Many communities across southern Africa are plagued by poor water and sewer infrastructure. Residents often rely on shallow pit latrines as toilets, and, without piped water, use streams or lakes for drinking and washing. This presents a significant risk of cross contamination, especially when there are heavy rains and floods.
One of the main commitments made by leaders of the Southern African Development Community was to invest more in developing resilient water and sewer systems.
“If we don’t address the water, hygiene and sanitation issues, we will not stop the cholera outbreak,” Dr. Otim of the W.H.O. said.
Vaccination is also a major issue. A surge in cholera outbreaks globally in 2021 and 2022 depleted the stockpile of vaccines, Dr. Otim said, and there is only one manufacturer that produces the cholera vaccine at a global level. Last year, about 37 million doses were produced, even though the demand was about 60 million, he said.
Dr. Amrani said that cholera had received less attention than other diseases from the pharmaceutical industry, also contributing to the vaccine shortage.

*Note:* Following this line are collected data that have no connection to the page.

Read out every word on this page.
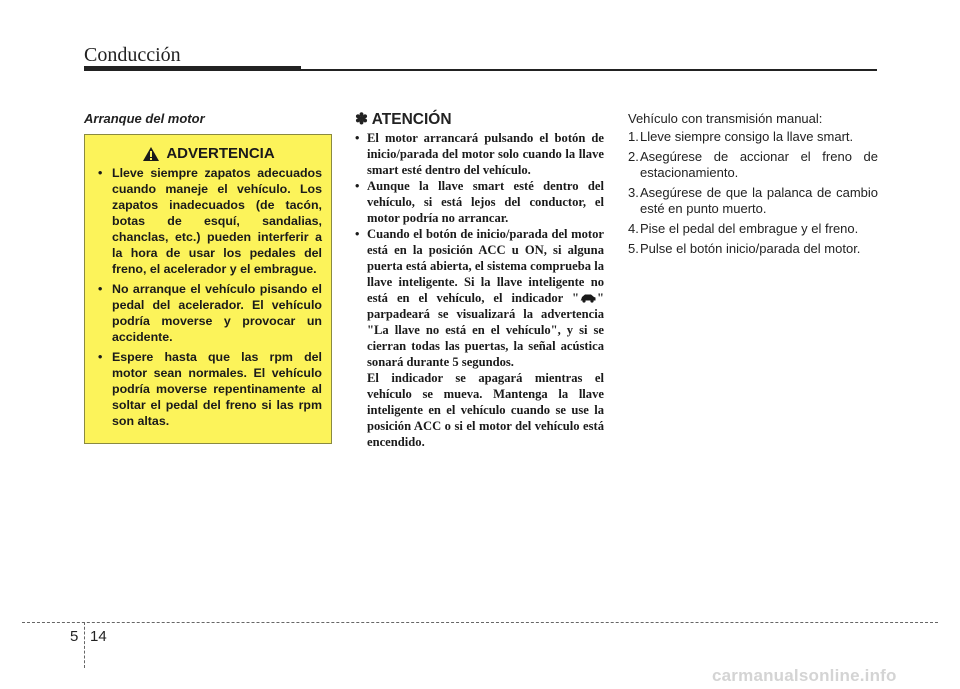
Conducción
Arranque del motor
ADVERTENCIA
• Lleve siempre zapatos adecuados cuando maneje el vehículo. Los zapatos inadecuados (de tacón, botas de esquí, sandalias, chanclas, etc.) pueden interferir a la hora de usar los pedales del freno, el acelerador y el embrague.
• No arranque el vehículo pisando el pedal del acelerador. El vehículo podría moverse y provocar un accidente.
• Espere hasta que las rpm del motor sean normales. El vehículo podría moverse repentinamente al soltar el pedal del freno si las rpm son altas.
✽ ATENCIÓN
• El motor arrancará pulsando el botón de inicio/parada del motor solo cuando la llave smart esté dentro del vehículo.
• Aunque la llave smart esté dentro del vehículo, si está lejos del conductor, el motor podría no arrancar.
• Cuando el botón de inicio/parada del motor está en la posición ACC u ON, si alguna puerta está abierta, el sistema comprueba la llave inteligente. Si la llave inteligente no está en el vehículo, el indicador " " parpadeará se visualizará la advertencia "La llave no está en el vehículo", y si se cierran todas las puertas, la señal acústica sonará durante 5 segundos.
El indicador se apagará mientras el vehículo se mueva. Mantenga la llave inteligente en el vehículo cuando se use la posición ACC o si el motor del vehículo está encendido.
Vehículo con transmisión manual:
1. Lleve siempre consigo la llave smart.
2. Asegúrese de accionar el freno de estacionamiento.
3. Asegúrese de que la palanca de cambio esté en punto muerto.
4. Pise el pedal del embrague y el freno.
5. Pulse el botón inicio/parada del motor.
5 14
carmanualsonline.info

While longer-term solutions such as creating better water infrastructure and increasing vaccine production may take time, organizations like Doctors Without Borders and the W.H.O. are helping countries across the region tend to the immediate problem of treating suffering patients. They are providing hydration treatments, medical workers and supplies.

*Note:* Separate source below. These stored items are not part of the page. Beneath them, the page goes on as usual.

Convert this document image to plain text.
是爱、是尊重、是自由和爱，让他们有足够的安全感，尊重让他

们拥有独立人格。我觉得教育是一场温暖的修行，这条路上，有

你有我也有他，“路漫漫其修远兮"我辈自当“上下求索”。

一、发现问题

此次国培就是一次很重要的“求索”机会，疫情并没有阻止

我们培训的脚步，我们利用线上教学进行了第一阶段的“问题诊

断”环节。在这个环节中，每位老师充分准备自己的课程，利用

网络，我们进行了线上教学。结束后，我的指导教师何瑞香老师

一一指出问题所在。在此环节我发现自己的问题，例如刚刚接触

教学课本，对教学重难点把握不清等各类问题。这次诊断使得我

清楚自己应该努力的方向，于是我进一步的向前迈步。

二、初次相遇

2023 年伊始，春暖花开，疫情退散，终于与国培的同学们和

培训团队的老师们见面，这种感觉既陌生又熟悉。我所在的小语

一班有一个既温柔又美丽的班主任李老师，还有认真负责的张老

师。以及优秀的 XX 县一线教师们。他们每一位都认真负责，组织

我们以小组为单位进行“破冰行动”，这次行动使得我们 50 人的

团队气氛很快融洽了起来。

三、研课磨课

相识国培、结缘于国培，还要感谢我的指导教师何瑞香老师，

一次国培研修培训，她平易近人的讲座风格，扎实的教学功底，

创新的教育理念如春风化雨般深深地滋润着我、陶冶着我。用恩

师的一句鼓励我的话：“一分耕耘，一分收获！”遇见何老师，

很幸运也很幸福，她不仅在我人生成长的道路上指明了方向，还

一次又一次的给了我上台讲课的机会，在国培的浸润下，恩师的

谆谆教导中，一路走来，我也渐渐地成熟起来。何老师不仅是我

At a treatment facility set up at a school in a dense suburb of Harare, nurses wearing latex gloves tended to patients splayed on cots. There were groans and cries, and some patients propped themselves uncomfortably on benches, waiting to be treated.
“I’m dying! Please, I’m dying!” one woman at the school shrieked as nurses tried to put intravenous tubes into her hands to give her fluid for hydration. “What shall my children do? Who shall take care of them?”
On a recent morning inside the Sally Mugabe Central Hospital in Harare, where Ms. Mwayera’s brother had died outside in the car, a nurse delivered bad news to members of another family waiting in a hallway. Jethro Nguweni, 52, had lost his battle with cholera.
“What shall I do?” his wife, Melia Nguweni, sobbed, removing her head scarf and throwing it down. “My husband is gone. He has left me.”
Collins Chilumba Sampa contributed reporting from Lusaka, Zambia.